Docteur en droit, Ümit KILINÇ travaille actuellement en tant que juriste au sein du greffé de la Cour européenne des droits de l’homme à Strasbourg.
PRÉFACE
Les plus anciens racontent encore l’anecdote de tel juge national, je crois, en l’occurrence, néerlandais, qui a suspendu le procès pendant devant lui pour chercher des informations au sujet d’une certaine Convention européenne des droits de l’homme que l’une des parties invoquait. Cette période, il faut bien croire, s’est définitivement achevée. Il n’y a plus aucun juge et aucun avocat, de l’Irlande et du Groenland à Vladivostok et à la Kamtchatka, qui ignore cette Convention et qui ne cherche à pénétrer dans les arcanes d’une jurisprudence de plus abondante et sophistiquée de la Cour européenne des droits de l’homme, tentative, cette dernière, parfois aléatoire surtout si l’intéressé ne maîtrise les deux langues officielles de la Cour et du Conseil de l’Europe. Le simple justiciable s’improvise, à son tour, juriste parfois à l’occasion d’une simple lecture du texte conventionnel, texte qui devient pour lui une ultime planche de salut lorsque les juridictions nationales, les unes après les autres, refusent d’entendre sa parole contre l’un des quarante-sept Léviathans de notre continent.

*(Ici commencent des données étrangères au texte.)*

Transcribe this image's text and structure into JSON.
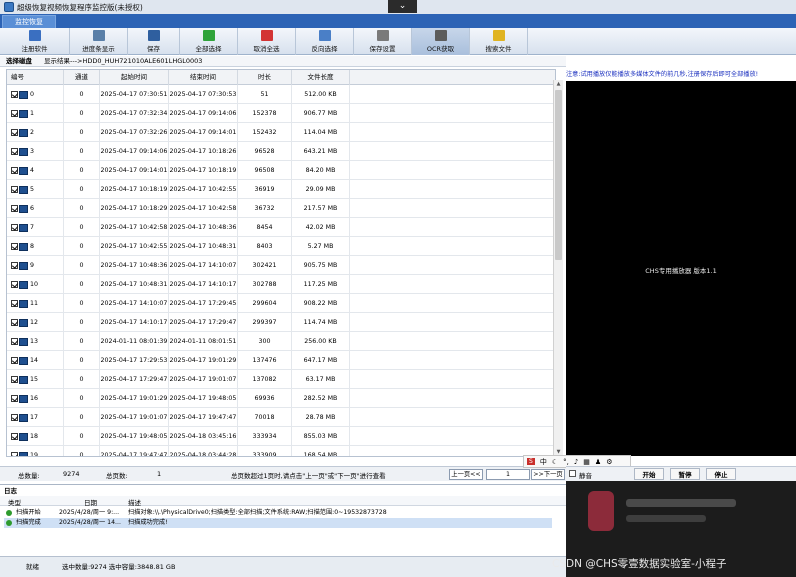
{
  "window": {
    "title": "超级恢复视频恢复程序监控版(未授权)",
    "menu_tab": "监控恢复"
  },
  "toolbar": [
    {
      "label": "注册软件",
      "icon": "register-icon",
      "color": "#3a6fc1"
    },
    {
      "label": "进度条显示",
      "icon": "progress-icon",
      "color": "#5a7fa8"
    },
    {
      "label": "保存",
      "icon": "save-icon",
      "color": "#2f5f9f"
    },
    {
      "label": "全部选择",
      "icon": "check-all-icon",
      "color": "#2fa33a"
    },
    {
      "label": "取消全选",
      "icon": "cancel-select-icon",
      "color": "#d33434"
    },
    {
      "label": "反向选择",
      "icon": "invert-select-icon",
      "color": "#4a7fc7"
    },
    {
      "label": "保存设置",
      "icon": "save-settings-icon",
      "color": "#7a7a7a"
    },
    {
      "label": "OCR获取",
      "icon": "ocr-icon",
      "color": "#5c5c5c"
    },
    {
      "label": "搜索文件",
      "icon": "search-file-icon",
      "color": "#e0b422"
    }
  ],
  "disk": {
    "label": "选择磁盘",
    "path": "显示结果--->HDD0_HUH721010ALE601LHGL0003"
  },
  "table": {
    "headers": [
      "编号",
      "通道",
      "起始时间",
      "结束时间",
      "时长",
      "文件长度"
    ],
    "rows": [
      [
        "0",
        "0",
        "2025-04-17 07:30:51",
        "2025-04-17 07:30:53",
        "51",
        "512.00 KB"
      ],
      [
        "1",
        "0",
        "2025-04-17 07:32:34",
        "2025-04-17 09:14:06",
        "152378",
        "906.77 MB"
      ],
      [
        "2",
        "0",
        "2025-04-17 07:32:26",
        "2025-04-17 09:14:01",
        "152432",
        "114.04 MB"
      ],
      [
        "3",
        "0",
        "2025-04-17 09:14:06",
        "2025-04-17 10:18:26",
        "96528",
        "643.21 MB"
      ],
      [
        "4",
        "0",
        "2025-04-17 09:14:01",
        "2025-04-17 10:18:19",
        "96508",
        "84.20 MB"
      ],
      [
        "5",
        "0",
        "2025-04-17 10:18:19",
        "2025-04-17 10:42:55",
        "36919",
        "29.09 MB"
      ],
      [
        "6",
        "0",
        "2025-04-17 10:18:29",
        "2025-04-17 10:42:58",
        "36732",
        "217.57 MB"
      ],
      [
        "7",
        "0",
        "2025-04-17 10:42:58",
        "2025-04-17 10:48:36",
        "8454",
        "42.02 MB"
      ],
      [
        "8",
        "0",
        "2025-04-17 10:42:55",
        "2025-04-17 10:48:31",
        "8403",
        "5.27 MB"
      ],
      [
        "9",
        "0",
        "2025-04-17 10:48:36",
        "2025-04-17 14:10:07",
        "302421",
        "905.75 MB"
      ],
      [
        "10",
        "0",
        "2025-04-17 10:48:31",
        "2025-04-17 14:10:17",
        "302788",
        "117.25 MB"
      ],
      [
        "11",
        "0",
        "2025-04-17 14:10:07",
        "2025-04-17 17:29:45",
        "299604",
        "908.22 MB"
      ],
      [
        "12",
        "0",
        "2025-04-17 14:10:17",
        "2025-04-17 17:29:47",
        "299397",
        "114.74 MB"
      ],
      [
        "13",
        "0",
        "2024-01-11 08:01:39",
        "2024-01-11 08:01:51",
        "300",
        "256.00 KB"
      ],
      [
        "14",
        "0",
        "2025-04-17 17:29:53",
        "2025-04-17 19:01:29",
        "137476",
        "647.17 MB"
      ],
      [
        "15",
        "0",
        "2025-04-17 17:29:47",
        "2025-04-17 19:01:07",
        "137082",
        "63.17 MB"
      ],
      [
        "16",
        "0",
        "2025-04-17 19:01:29",
        "2025-04-17 19:48:05",
        "69936",
        "282.52 MB"
      ],
      [
        "17",
        "0",
        "2025-04-17 19:01:07",
        "2025-04-17 19:47:47",
        "70018",
        "28.78 MB"
      ],
      [
        "18",
        "0",
        "2025-04-17 19:48:05",
        "2025-04-18 03:45:16",
        "333934",
        "855.03 MB"
      ],
      [
        "19",
        "0",
        "2025-04-17 19:47:47",
        "2025-04-18 03:44:28",
        "333909",
        "168.54 MB"
      ]
    ]
  },
  "status": {
    "total_label": "总数量:",
    "total": "9274",
    "pages_label": "总页数:",
    "pages": "1",
    "hint": "总页数超过1页时,请点击\"上一页\"或\"下一页\"进行查看",
    "prev": "上一页<<",
    "page_input": "1",
    "next": ">>下一页"
  },
  "ime": {
    "mode": "中"
  },
  "notice": "注意:试用播放仅能播放多媒体文件的前几秒,注册保存后即可全部播放!",
  "player": {
    "version": "CHS专用播放器 版本1.1",
    "mute": "静音",
    "play": "开始",
    "pause": "暂停",
    "stop": "停止"
  },
  "log": {
    "title": "日志",
    "columns": [
      "类型",
      "日期",
      "描述"
    ],
    "rows": [
      {
        "type": "扫描开始",
        "date": "2025/4/28/周一 9:...",
        "desc": "扫描对象:\\\\.\\PhysicalDrive0;扫描类型:全部扫描;文件系统:RAW;扫描范围:0~19532873728"
      },
      {
        "type": "扫描完成",
        "date": "2025/4/28/周一 14...",
        "desc": "扫描成功完成!"
      }
    ]
  },
  "footer": {
    "state": "就绪",
    "summary": "选中数量:9274 选中容量:3848.81 GB"
  },
  "watermark": "CSDN @CHS零壹数据实验室-小程子"
}
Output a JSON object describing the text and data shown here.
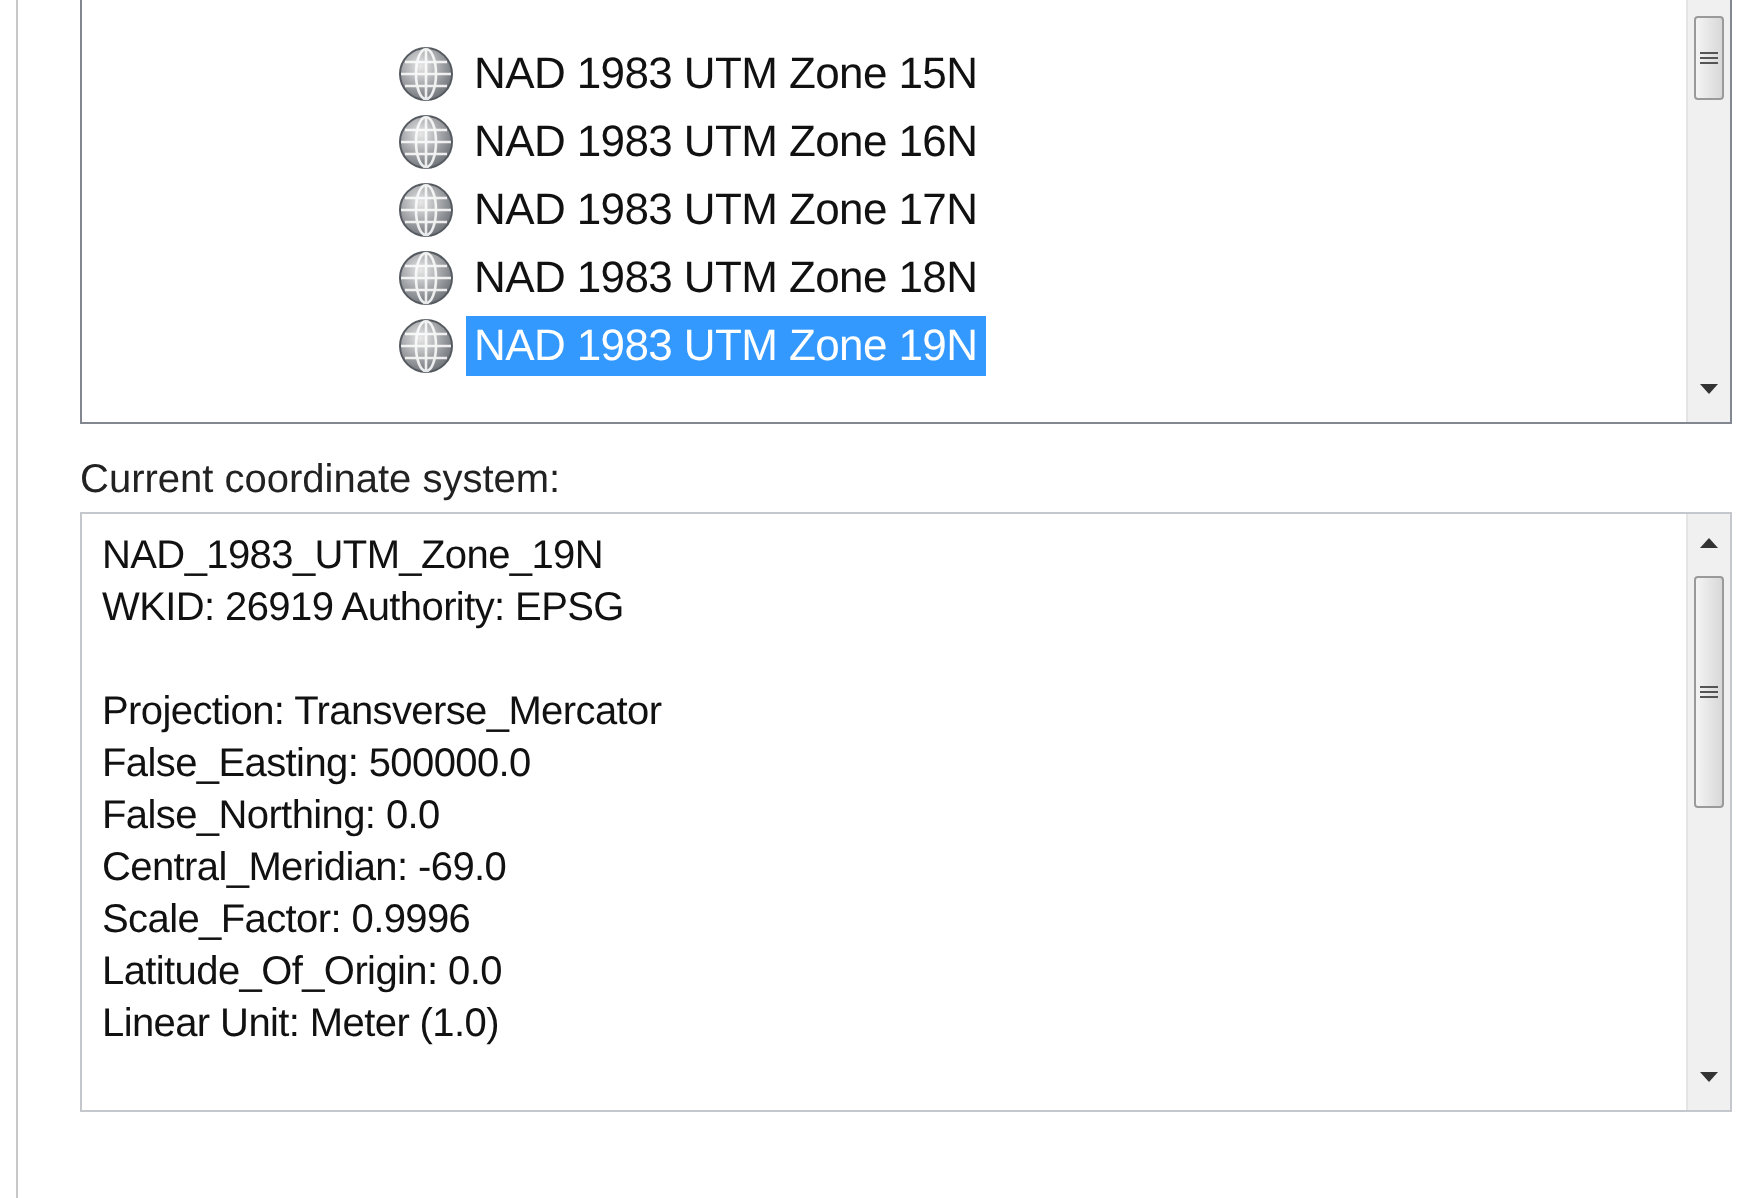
{
  "coordinate_list": {
    "items": [
      {
        "label": "NAD 1983 UTM Zone 15N",
        "selected": false
      },
      {
        "label": "NAD 1983 UTM Zone 16N",
        "selected": false
      },
      {
        "label": "NAD 1983 UTM Zone 17N",
        "selected": false
      },
      {
        "label": "NAD 1983 UTM Zone 18N",
        "selected": false
      },
      {
        "label": "NAD 1983 UTM Zone 19N",
        "selected": true
      }
    ]
  },
  "current_label": "Current coordinate system:",
  "details": [
    [
      "NAD_1983_UTM_Zone_19N",
      "WKID: 26919 Authority: EPSG"
    ],
    [
      "Projection: Transverse_Mercator",
      "False_Easting: 500000.0",
      "False_Northing: 0.0",
      "Central_Meridian: -69.0",
      "Scale_Factor: 0.9996",
      "Latitude_Of_Origin: 0.0",
      "Linear Unit: Meter (1.0)"
    ]
  ]
}
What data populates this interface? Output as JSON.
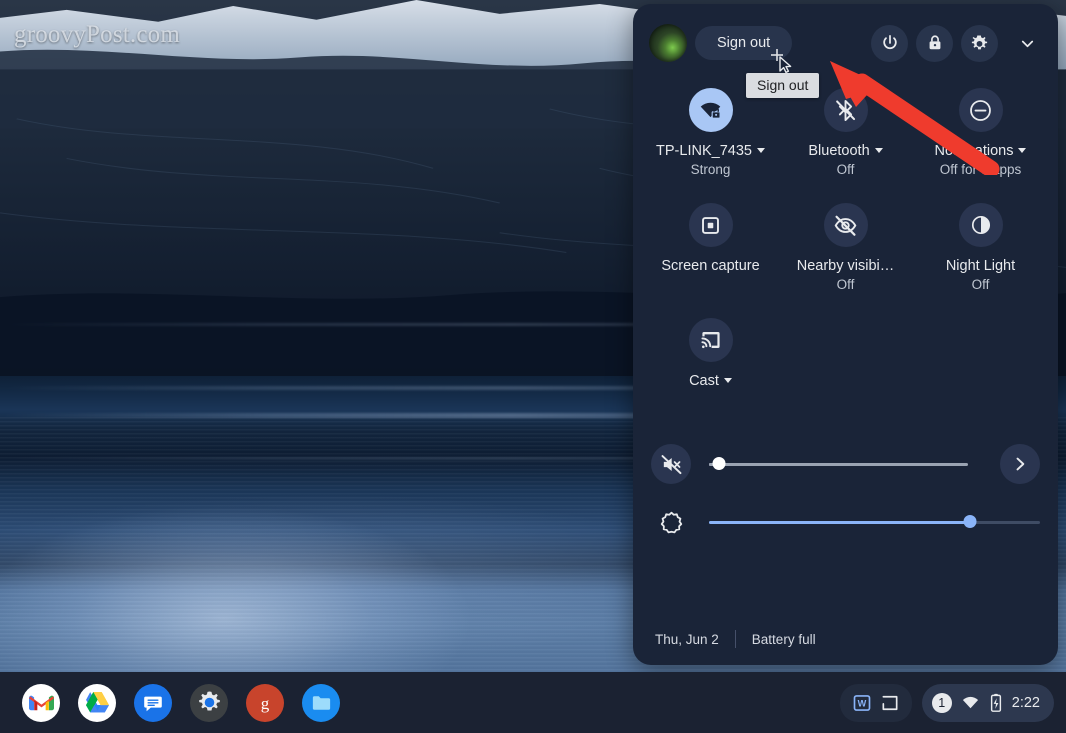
{
  "watermark": "groovyPost.com",
  "quick_settings": {
    "header": {
      "avatar_name": "user-avatar",
      "sign_out_label": "Sign out",
      "power_label": "power-icon",
      "lock_label": "lock-icon",
      "settings_label": "gear-icon",
      "collapse_label": "chevron-down-icon"
    },
    "tooltip": "Sign out",
    "tiles": [
      {
        "id": "network",
        "label": "TP-LINK_7435",
        "sub": "Strong",
        "caret": true,
        "active": true,
        "icon": "wifi-locked-icon"
      },
      {
        "id": "bluetooth",
        "label": "Bluetooth",
        "sub": "Off",
        "caret": true,
        "active": false,
        "icon": "bluetooth-off-icon"
      },
      {
        "id": "notifications",
        "label": "Notifications",
        "sub": "Off for 3 apps",
        "caret": true,
        "active": false,
        "icon": "do-not-disturb-icon"
      },
      {
        "id": "screen-capture",
        "label": "Screen capture",
        "sub": "",
        "caret": false,
        "active": false,
        "icon": "screen-capture-icon"
      },
      {
        "id": "nearby-visibility",
        "label": "Nearby visibi…",
        "sub": "Off",
        "caret": false,
        "active": false,
        "icon": "eye-off-icon"
      },
      {
        "id": "night-light",
        "label": "Night Light",
        "sub": "Off",
        "caret": false,
        "active": false,
        "icon": "night-light-icon"
      },
      {
        "id": "cast",
        "label": "Cast",
        "sub": "",
        "caret": true,
        "active": false,
        "icon": "cast-icon"
      }
    ],
    "volume": {
      "icon": "volume-mute-icon",
      "value": 4,
      "expand_icon": "chevron-right-icon"
    },
    "brightness": {
      "icon": "brightness-icon",
      "value": 79
    },
    "footer": {
      "date": "Thu, Jun 2",
      "battery": "Battery full"
    }
  },
  "shelf": {
    "apps": [
      {
        "name": "gmail",
        "label": "Gmail"
      },
      {
        "name": "google-drive",
        "label": "Google Drive"
      },
      {
        "name": "google-messages",
        "label": "Messages"
      },
      {
        "name": "settings",
        "label": "Settings"
      },
      {
        "name": "groovypost",
        "label": "groovyPost"
      },
      {
        "name": "files",
        "label": "Files"
      }
    ],
    "window_icons": [
      {
        "name": "word-window",
        "label": "W"
      },
      {
        "name": "window-overview",
        "label": "overview"
      }
    ],
    "status": {
      "notification_count": "1",
      "wifi": "wifi-icon",
      "battery": "battery-charging-icon",
      "time": "2:22"
    }
  },
  "annotation": {
    "arrow_color": "#ef3b2d"
  },
  "colors": {
    "panel_bg": "#1a2438",
    "tile_bg": "#2a3550",
    "tile_active_bg": "#a9c7f5",
    "accent_blue": "#8ab4f8",
    "shelf_bg": "#1b2232",
    "text_primary": "#e8eaed",
    "text_secondary": "#bfc6d1",
    "tooltip_bg": "#dadce0"
  }
}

La Cour de Strasbourg elle-même, le Conseil de l’Europe plus généralement et, naturellement, la doctrine, que ce soit dans une optique de recherche approfondie ou dans une optique de vulgarisation, essaient de rendre la Convention et la jurisprudence européenne mieux connue des juges nationaux et des administrations nationales, des avocats et du grand public. Et, s’il faut croire que cette œuvre est loin d’être achevée (en témoigne, entre autres, le pourcentage extraordinairement élevé de déclarations d’irrecevabilité pour non-épuisement des recours internes ou pour cause de requête « manifestement mal fondée »), on ne peut plus ignorer que les regards des responsables nationaux (administrateurs, législateurs, juges), des différents praticiens de la justice et des universitaires, voire, de plus en plus souvent, des médias, convergent vers Strasbourg. Avec des hauts et des bas, on analyse, on décortique, on magnifie, on critique, on compare la jurisprudence de la Cour européenne avec celle d’autres juridictions internationales analogues. Bref, on cherche à la connaître, ce qui, au vu de l’avalanche des requêtes et des arrêts et décisions correspondants de ces dernières années, n’est pas une mince affaire. Et l’on finit par croire que par ses vertus, la jurisprudence de la Cour fait que « règne, sur le plan social [...] un ordre tel que les droits et libertés énoncés dans la Déclaration puissent y trouver plein effet », comme l’exige l’article 28 de la Déclaration Universelle des droits de' l’homme.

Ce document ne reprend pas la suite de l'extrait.